For the rest, the mysteries, which have very little interest for the white man, are merely a rationalistic rehearsal of a creed of unbelief. Everything which by the uninitiated is held as of particular obligation, is here chanted as something that the initiated must rigidly impress upon the profane, yet which for themselves they may disregard. The tabu is to have no force for them except the great tabu, with a flock of hair on it, and that they must not break through. All others they may transgress, if only they do it slyly, and so as not to raise public scandal among the women and the others who are bound by their provisions.

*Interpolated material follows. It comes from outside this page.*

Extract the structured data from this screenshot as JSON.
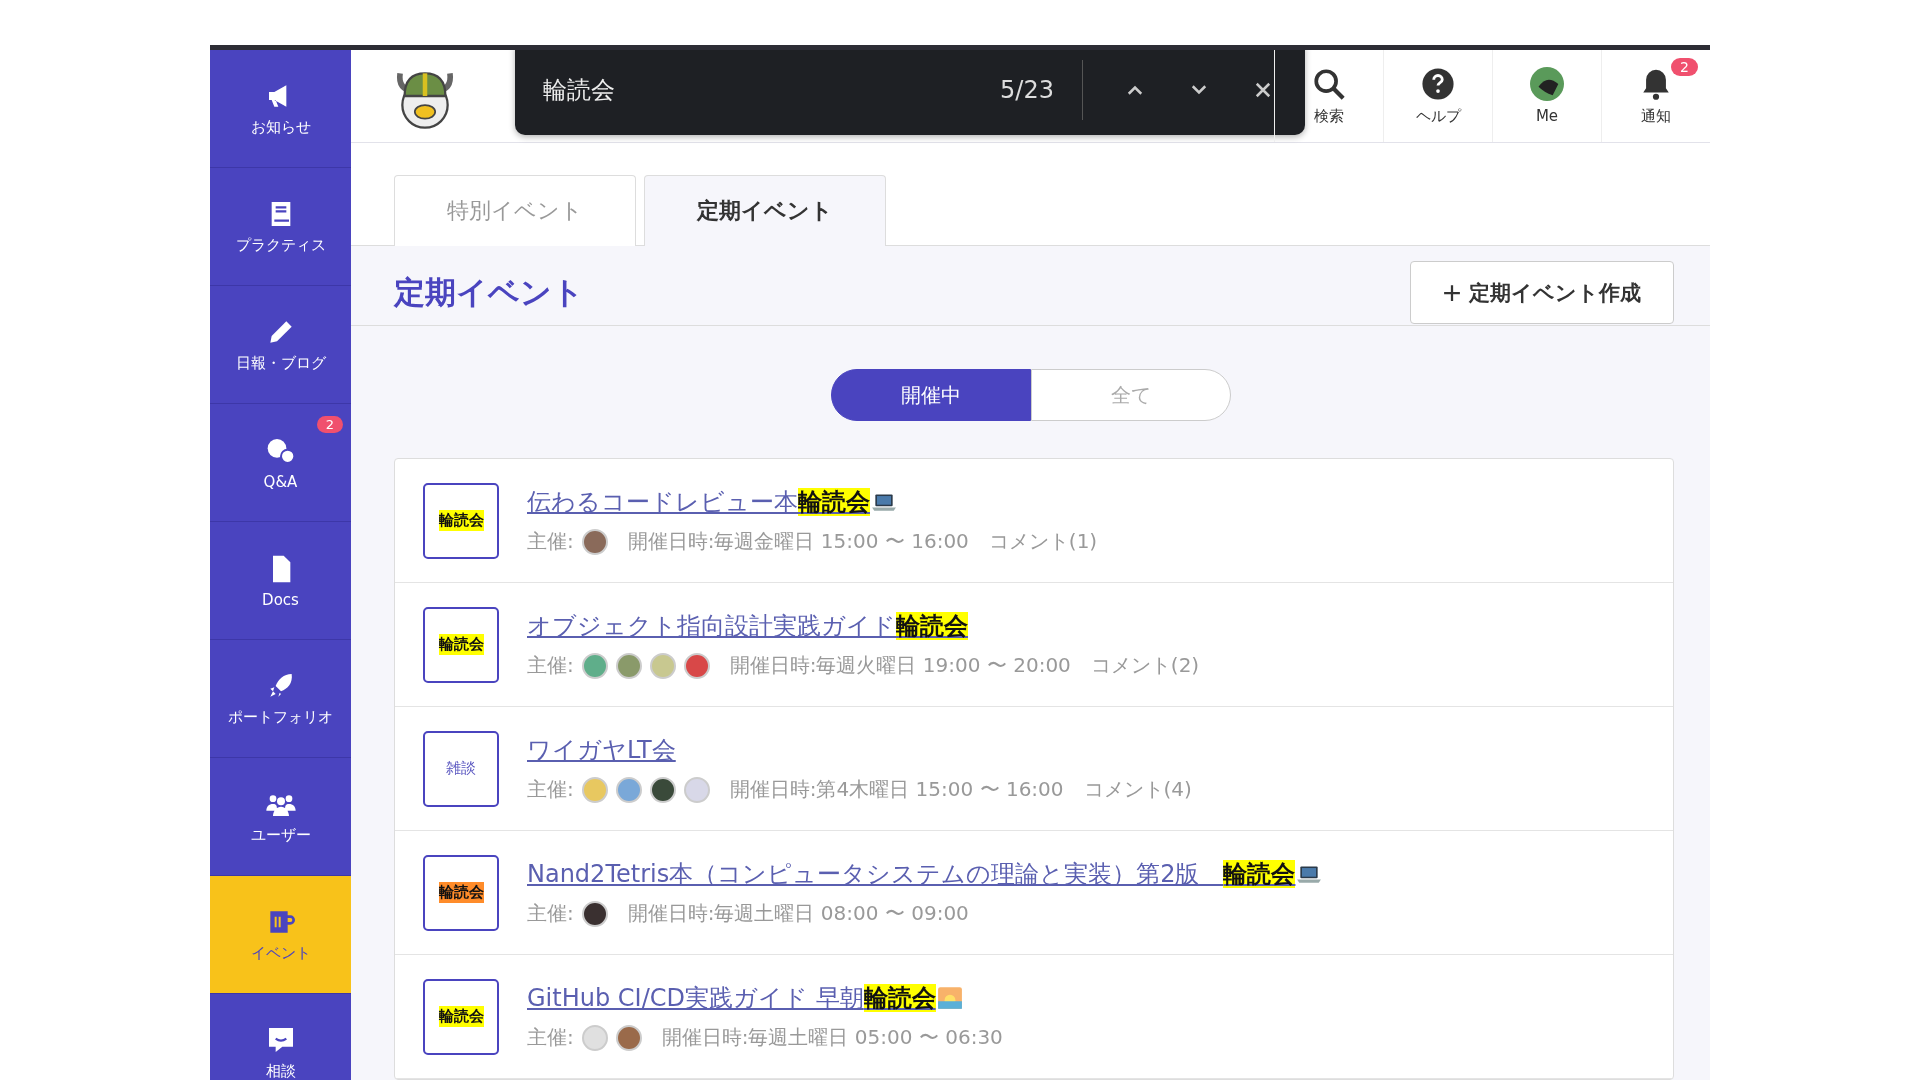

They must teach the uninitiated that there are malign spirits abroad by night, but they themselves need not believe anything so stupid. In a word, they form an association for the purpose of playing upon the innocence and credulity of their fellows, and right bravely do they keep up the imposture. One only belief do they profess, and that is in the spirit of the volcano-fires, and even that is discarded by the inner degree of the Duk-duk, those halfdozen men who sit within the mystic house and dupe the initiates of the minor degree as all unite to trick those outside. And the reason is this: the half-dozen members of the most secret rank profess to one another that no better system of governing a savage community could be devised than this ceremonial mystery of the Duk-duk.